The app that will give patients instant access to their medical records
How can we ease pressure on the NHS and make sure everyone gets the care they need? The answer is simple – by allowing patients to manage their own conditions. But they can only do that if they can access their patient files, so that’s what mHabitat has been working on.
They’ve developed a new NHS app that’s being rolled out across the UK – not only will it allow you to securely view your medical record, but it will also enable you to book GP appointments and order repeat prescriptions at the touch of a button.
The capsule that could one day replace a colonoscopy
You’d be amazed at the groundbreaking research taking place at the University of Leeds, especially in their Robotics department. From self-repairing cities to artificial intelligence, they’re building the future, circuit by circuit.

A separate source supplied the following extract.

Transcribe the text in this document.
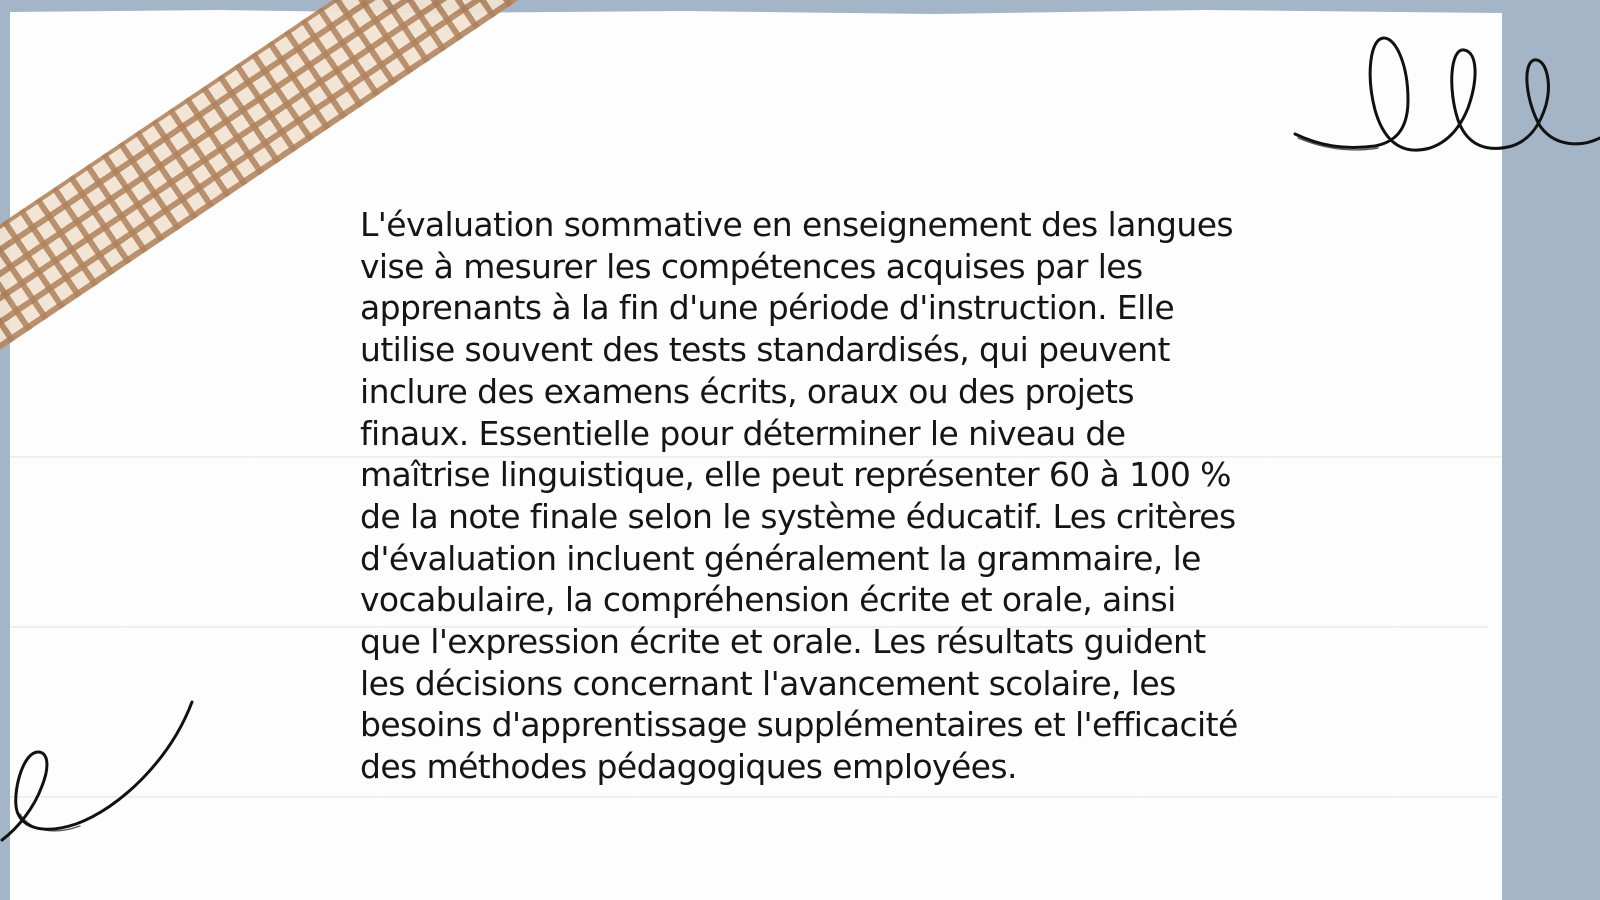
L'évaluation sommative en enseignement des langues vise à mesurer les compétences acquises par les apprenants à la fin d'une période d'instruction. Elle utilise souvent des tests standardisés, qui peuvent inclure des examens écrits, oraux ou des projets finaux. Essentielle pour déterminer le niveau de maîtrise linguistique, elle peut représenter 60 à 100 % de la note finale selon le système éducatif. Les critères d'évaluation incluent généralement la grammaire, le vocabulaire, la compréhension écrite et orale, ainsi que l'expression écrite et orale. Les résultats guident les décisions concernant l'avancement scolaire, les besoins d'apprentissage supplémentaires et l'efficacité des méthodes pédagogiques employées.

Right now, they’re working in collaboration with The University of Glasgow, University of Dundee and Heriot-Watt University to develop a capsule robot that could replace a colonoscopy. There’s no need for the usual tube, instead, this tiny capsule is inserted into the gastrointestinal tract and positioned using magnetic coupling. Not only does it have an onboard camera, but it can also be used to produce the movements necessary for ultrasound imaging.
The new device that’s going to revolutionise the energy sector
With the ice glaciers melting and temperatures rising, global warming is becoming ever-more alarming, so you might be surprised to hear that a local company in Elland, just south of Halifax, has developed a game-changing device that could cut global carbon emissions.
FeTu is the brainchild of engineer Jonathan Fenton. He’s designed a four-chamber heat engine with just two moving parts – and it’s the most efficient thermodynamic powertrain ever created. In fact, it could double the efficiency of today’s engines. FeTu is a hybrid between a turbine and piston engine, giving them the best of both worlds in a scalable device that offers industry-leading low-loss energy conversion.